Even if his claim were timely filed, his arguments regarding his sentence imposed pre- Booker and Blakely lack merit. The Fifth Circuit has expressly addressed consideration of Booker and Blakely on collateral review:
[I]t is clear that Booker has not been made retroactive to cases on collateral review by the Supreme Court. The Supreme Court did not so hold in Booker, nor has the Court done so in any case since Booker. The same is true with respect to Apprendi and Blakely. In fact, in Booker, the Court expressly held that both the Sixth Amendment holding and its remedial interpretation apply "to all cases on direct review." 125 S.Ct. at 769 (emphasis added). The Court could have, but did not, make any reference to cases on collateral review.

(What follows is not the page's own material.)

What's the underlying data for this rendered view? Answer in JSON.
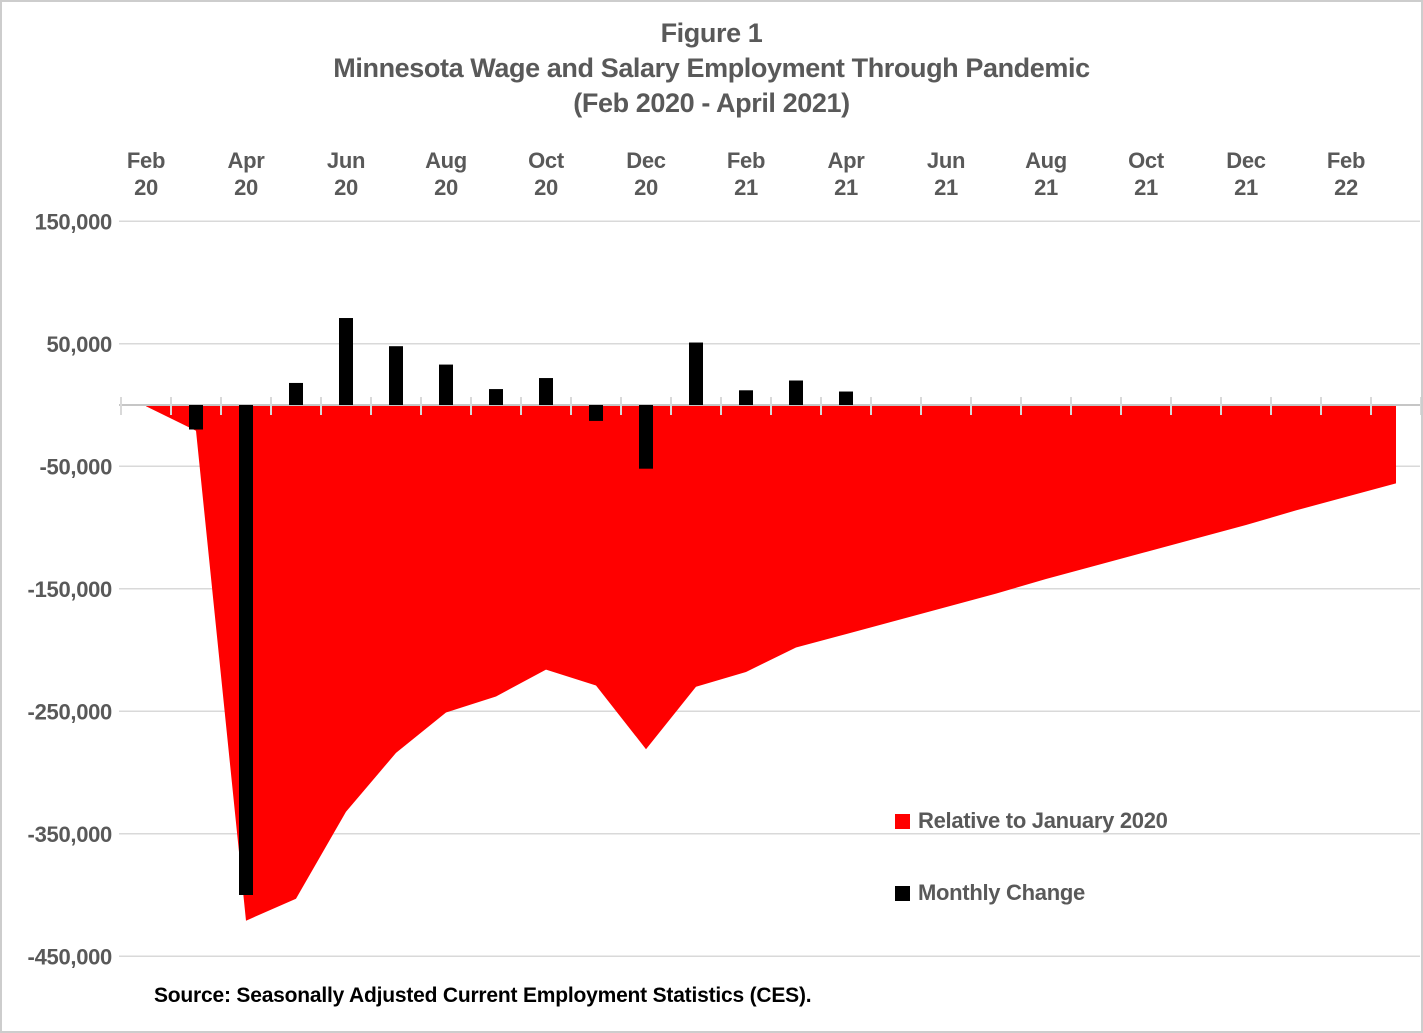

In addition, the Supreme Court has not rendered any decision or combination of decisions that, while not expressly making the rule of Apprendi, Blakely and Booker retroactive, "necessarily dictate[s] retroactivity" of that rule. Tyler, 533 U.S. at 666. To the contrary, the Supreme Court has strongly suggested that Apprendi and, by logical extension, Blakely and Booker do not apply retroactively on collateral review. See Schriro v. Summerlin, 542 U.S. 348, (2004) (holding that Ring v. Arizona, 536 U.S. 584, (2002), which extended application of Apprendi to facts increasing a defendant's sentence from life imprisonment to death, does not apply retroactively to cases on collateral review).In re Elwood, 408 F.3d 211, 213 (5th Cir. 2005); see United States v. Gentry, 432 F.3d 600, 602-605 (5th Cir. 2005) (holding that Booker does not apply retroactively to initial § 2255 motions); United States v. Edwards, 442 F.3d 258, 268 (5th Cir. 2006). Simply put, Booker and Blakely are not retroactively applicable on collateral review, and Arnold's arguments to the contrary are without merit. Consequently, the Court finds that Arnold's motion to vacate pursuant to 28 U.S.C. § 2255 should be denied. It is therefore,
ORDERED AND ADJUDGED that Arnold's motion to vacate [29-1] be, and is hereby, denied. It is further,
ORDERED AND ADJUDGED that the above styled action be, and is hereby, dismissed with prejudice.